Network design - Algorithms

Example nameDescription
TCA_GRASP_TSP.java

This algorithm computes the bidirectional ring which minimizes the total ring length, using a GRASP heuristic.

Keywords: Capacity assignment (CA), Greedy-Randomized Adaptive Search Procedure (GRASP), Topology assignment (TA)

This algorithm computes the bidirectional ring which minimizes the total ring length, using a GRASP heuristic. The cost of a link equals the euclidean distance between link end nodes. The algorithm executes GRASP iterations until the maxExecTime is reached. In each GRASP iteration, a solution is first created using a greedy-randomized approach. Then, this solution is the starting point of a local search (first-fit) heuristic, where two rings are considered neighbors when they have all but 2 bidirectional links in common. The greedy randomized approach is based on the concept of restricted candidate list (RCL). The ring starts with one single node chosen randomly. In each greedy iteration one node is added to the ring, randomly chosen from a RCL created in this iteration. The RCL contains the non-visited nodes which are closer to current node.
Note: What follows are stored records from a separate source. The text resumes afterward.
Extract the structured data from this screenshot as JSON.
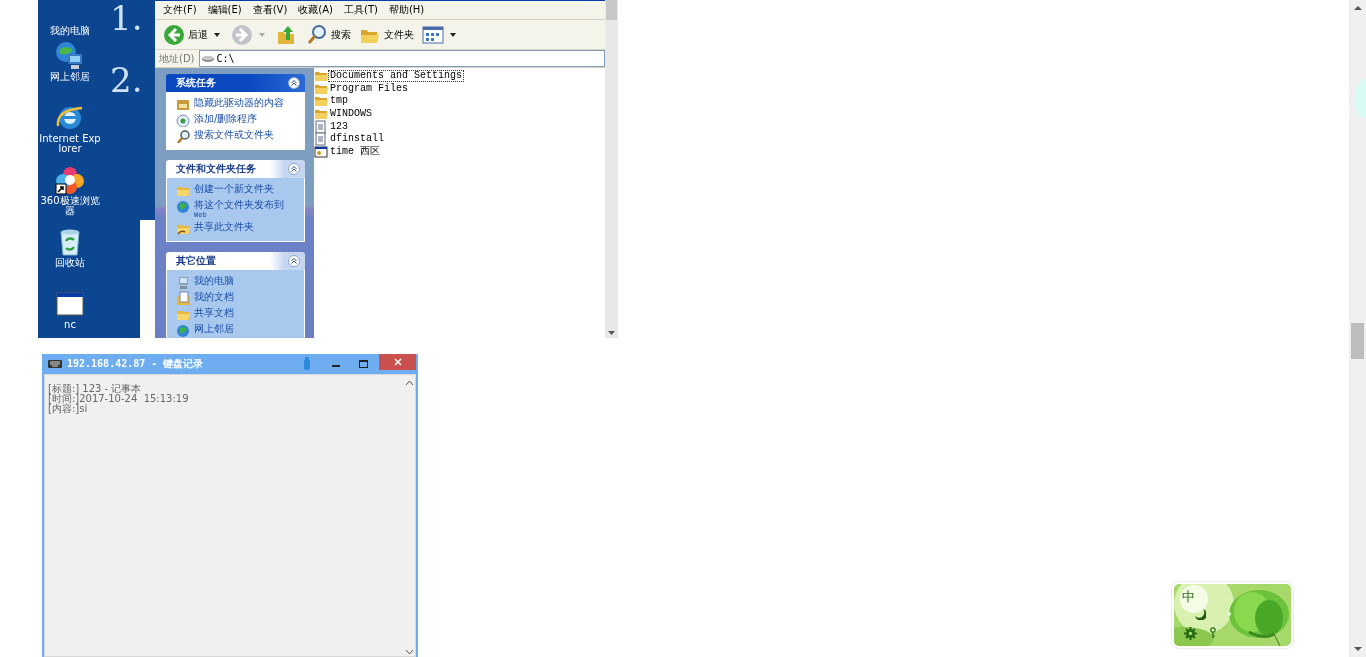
{
  "desktop_screenshot": {
    "desktop_icons": [
      {
        "label": "我的电脑",
        "kind": "computer"
      },
      {
        "label": "网上邻居",
        "kind": "network"
      },
      {
        "label": "Internet Explorer",
        "kind": "ie"
      },
      {
        "label": "360极速浏览器",
        "kind": "browser"
      },
      {
        "label": "回收站",
        "kind": "recycle"
      },
      {
        "label": "nc",
        "kind": "window"
      }
    ],
    "wallpaper_lines": [
      "1.",
      "2."
    ],
    "explorer": {
      "menu": [
        "文件(F)",
        "编辑(E)",
        "查看(V)",
        "收藏(A)",
        "工具(T)",
        "帮助(H)"
      ],
      "toolbar": [
        {
          "kind": "back",
          "label": "后退"
        },
        {
          "kind": "forward"
        },
        {
          "kind": "up"
        },
        {
          "kind": "search",
          "label": "搜索"
        },
        {
          "kind": "folders",
          "label": "文件夹"
        },
        {
          "kind": "views"
        }
      ],
      "address": {
        "label": "地址(D)",
        "value": "C:\\"
      },
      "task_panels": [
        {
          "title": "系统任务",
          "kind": "primary",
          "links": [
            {
              "label": "隐藏此驱动器的内容",
              "kind": "hide"
            },
            {
              "label": "添加/删除程序",
              "kind": "install"
            },
            {
              "label": "搜索文件或文件夹",
              "kind": "search"
            }
          ]
        },
        {
          "title": "文件和文件夹任务",
          "kind": "normal",
          "links": [
            {
              "label": "创建一个新文件夹",
              "kind": "folder"
            },
            {
              "label": "将这个文件夹发布到",
              "sub": "Web",
              "kind": "globe"
            },
            {
              "label": "共享此文件夹",
              "kind": "share"
            }
          ]
        },
        {
          "title": "其它位置",
          "kind": "normal",
          "links": [
            {
              "label": "我的电脑",
              "kind": "computer"
            },
            {
              "label": "我的文档",
              "kind": "docs"
            },
            {
              "label": "共享文档",
              "kind": "folder"
            },
            {
              "label": "网上邻居",
              "kind": "globe"
            }
          ]
        }
      ],
      "files": [
        {
          "name": "Documents and Settings",
          "kind": "folder",
          "selected": true
        },
        {
          "name": "Program Files",
          "kind": "folder",
          "selected": false
        },
        {
          "name": "tmp",
          "kind": "folder",
          "selected": false
        },
        {
          "name": "WINDOWS",
          "kind": "folder",
          "selected": false
        },
        {
          "name": "123",
          "kind": "text",
          "selected": false
        },
        {
          "name": "dfinstall",
          "kind": "text",
          "selected": false
        },
        {
          "name": "time 西区",
          "kind": "app",
          "selected": false
        }
      ]
    }
  },
  "keylog_window": {
    "title": "192.168.42.87 - 键盘记录",
    "lines": [
      "[标题:] 123 - 记事本",
      "[时间:]2017-10-24  15:13:19",
      "[内容:]si"
    ]
  },
  "ime_widget": {
    "label": "中"
  }
}
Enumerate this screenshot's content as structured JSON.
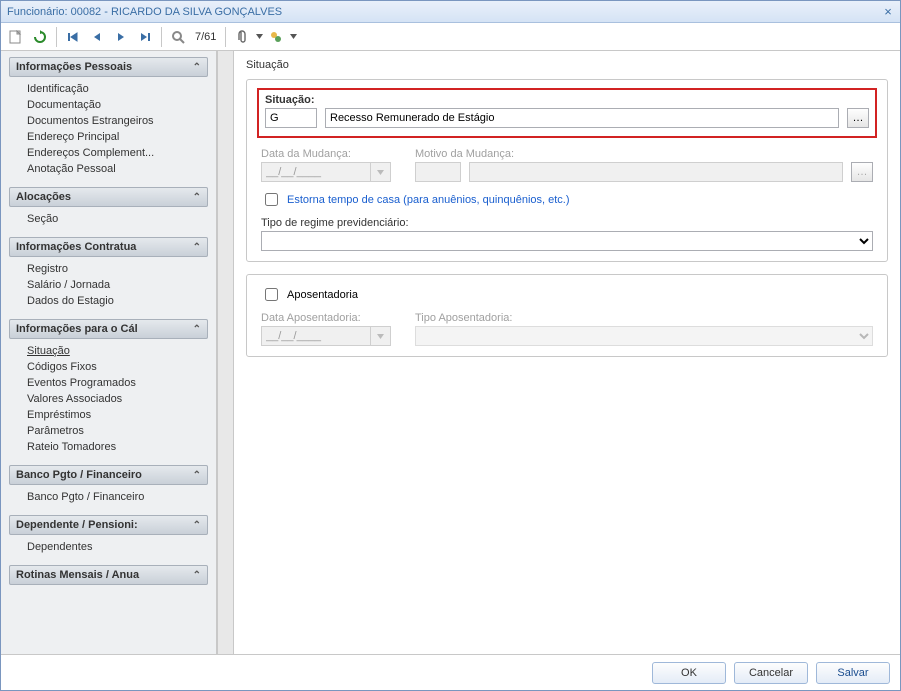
{
  "window": {
    "title": "Funcionário: 00082 - RICARDO DA SILVA GONÇALVES"
  },
  "toolbar": {
    "counter": "7/61"
  },
  "sidebar": {
    "groups": [
      {
        "title": "Informações Pessoais",
        "items": [
          "Identificação",
          "Documentação",
          "Documentos Estrangeiros",
          "Endereço Principal",
          "Endereços Complement...",
          "Anotação Pessoal"
        ]
      },
      {
        "title": "Alocações",
        "items": [
          "Seção"
        ]
      },
      {
        "title": "Informações Contratua",
        "items": [
          "Registro",
          "Salário / Jornada",
          "Dados do Estagio"
        ]
      },
      {
        "title": "Informações para o Cál",
        "items": [
          "Situação",
          "Códigos Fixos",
          "Eventos Programados",
          "Valores Associados",
          "Empréstimos",
          "Parâmetros",
          "Rateio Tomadores"
        ],
        "activeIndex": 0
      },
      {
        "title": "Banco Pgto / Financeiro",
        "items": [
          "Banco Pgto / Financeiro"
        ]
      },
      {
        "title": "Dependente / Pensioni:",
        "items": [
          "Dependentes"
        ]
      },
      {
        "title": "Rotinas Mensais / Anua",
        "items": []
      }
    ]
  },
  "main": {
    "title": "Situação",
    "situacao": {
      "label": "Situação:",
      "code": "G",
      "desc": "Recesso Remunerado de Estágio"
    },
    "data_mudanca": {
      "label": "Data da Mudança:",
      "value": "__/__/____"
    },
    "motivo_mudanca": {
      "label": "Motivo da Mudança:",
      "value": ""
    },
    "estorna_label": "Estorna tempo de casa (para anuênios, quinquênios, etc.)",
    "regime_label": "Tipo de regime previdenciário:",
    "regime_value": "",
    "aposentadoria": {
      "label": "Aposentadoria",
      "data_label": "Data Aposentadoria:",
      "data_value": "__/__/____",
      "tipo_label": "Tipo Aposentadoria:",
      "tipo_value": ""
    }
  },
  "footer": {
    "ok": "OK",
    "cancelar": "Cancelar",
    "salvar": "Salvar"
  }
}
In particular, the nodes in the RCL are those which are at a distance from c_min to c_min + alpha * (c_max - c_min). c_min and c_max are the distances from last added node, to closest and furthest non-visited nodes. alpha is an algroithm parameter between 0 and 1, tuning the size of the RCL. When alpha=0, the algorithm is equal to pure greedy nearest neighbor heuristic. If alpha = 1, randomness is maximum: a non-visited node is chosen randomly.